Isolated cases of sickle cell crises have been reported in patients with sickle cell disease (uncommon ≥1/1000 to <1/100 in sickle cell patients) (see Precautions).
Tabulated summary of adverse reactions: The data listed as follows describe adverse reactions reported from clinical trials and spontaneous reporting.
Within each frequency grouping, undesirable effects are presented in order of decreasing seriousness. (See table.)

Click on icon to see table/diagram/image

Description of selected adverse reactions: Uncommon: (≥1/1000 to <1/100) cases of Sweet's syndrome have been reported, although in some cases underlying haematological malignancies may play a role.

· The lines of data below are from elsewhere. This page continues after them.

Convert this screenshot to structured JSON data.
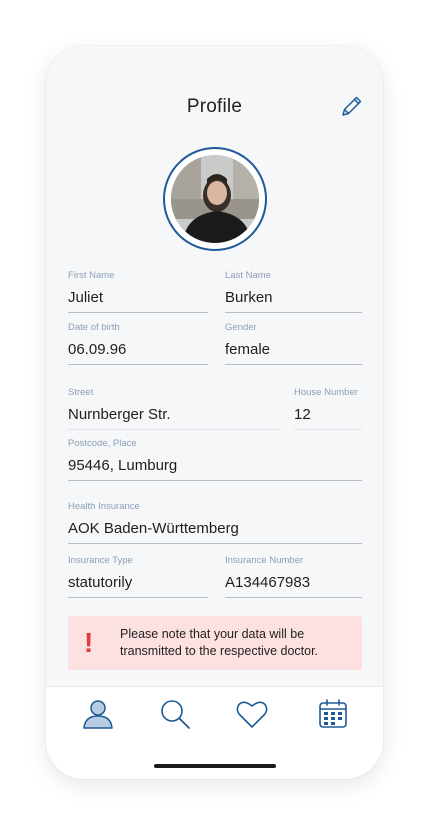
{
  "header": {
    "title": "Profile",
    "edit_icon": "pencil-icon"
  },
  "profile": {
    "photo": "profile-photo"
  },
  "form": {
    "first_name": {
      "label": "First Name",
      "value": "Juliet"
    },
    "last_name": {
      "label": "Last Name",
      "value": "Burken"
    },
    "dob": {
      "label": "Date of birth",
      "value": "06.09.96"
    },
    "gender": {
      "label": "Gender",
      "value": "female"
    },
    "street": {
      "label": "Street",
      "value": "Nurnberger Str."
    },
    "house_number": {
      "label": "House Number",
      "value": "12"
    },
    "postcode": {
      "label": "Postcode, Place",
      "value": "95446, Lumburg"
    },
    "health_insurance": {
      "label": "Health Insurance",
      "value": "AOK Baden-Württemberg"
    },
    "insurance_type": {
      "label": "Insurance Type",
      "value": "statutorily"
    },
    "insurance_number": {
      "label": "Insurance Number",
      "value": "A134467983"
    }
  },
  "notice": {
    "icon": "!",
    "text": "Please note that your data will be transmitted to the respective doctor."
  },
  "nav": {
    "items": [
      {
        "icon": "user-icon"
      },
      {
        "icon": "search-icon"
      },
      {
        "icon": "heart-icon"
      },
      {
        "icon": "calendar-icon"
      }
    ]
  },
  "colors": {
    "accent": "#1d5a96",
    "label": "#8a9fb6",
    "notice_bg": "#fde0e0",
    "notice_icon": "#e23b3b"
  }
}
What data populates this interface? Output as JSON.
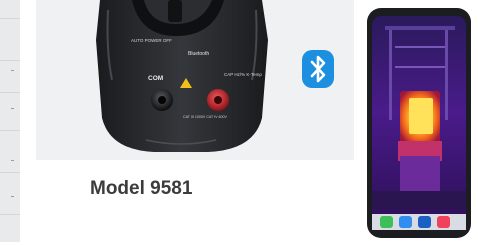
{
  "caption": "Model 9581",
  "meter": {
    "brand_label": "Bluetooth",
    "auto_power_off_label": "AUTO POWER OFF",
    "mode_labels": "CAP Hz/% K-Temp",
    "com_label": "COM",
    "cat_rating": "CAT III 1000V  CAT IV 600V"
  },
  "colors": {
    "bluetooth_blue": "#1d8fe0",
    "meter_body": "#2a2c2f",
    "jack_red": "#c9252b"
  },
  "icons": [
    "bluetooth-icon",
    "phone-icon",
    "call-icon",
    "message-icon",
    "camera-icon",
    "music-icon"
  ]
}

Uncommon (≥1/1000 to <1/100) events of cutaneous vasculitis have been reported in patients treated with pegfilgrastim. The mechanism of vasculitis in patients receiving pegfilgrastim is unknown.
Injection site reactions, including injection site pain and injection site erythaema (common (≥1/100 to <1/10)) have occurred on initial or subsequent treatment with pegfilgrastim.
Uncommon (≥1/1000 to <1/100) cases of leukocytosis (White Blood Count (WBC) >100 x 109/L) have been reported (see Precautions).
Reversible, mild to moderate elevations in uric acid and alkaline phosphatase, with no associated clinical effects, were uncommon (≥1/1000 to <1/100); reversible, mild to moderate elevations in lactate dehydrogenase, with no associated clinical effects, were uncommon (≥1/1000 to <1/100) in patients receiving pegfilgrastim following cytotoxic chemotherapy.
Nausea and headaches were very commonly observed in patients receiving chemotherapy.
Uncommon (≥1/1000 to <1/100) elevations in liver function tests (LFTs) for ALT (alanine aminotransferase) or AST (aspartate aminotransferase), have been observed in patients after receiving pegfilgrastim following cytotoxic chemotherapy. These elevations are transient and return to baseline.
Common (≥1/100 to <1/10) cases of thrombocytopenia have been reported.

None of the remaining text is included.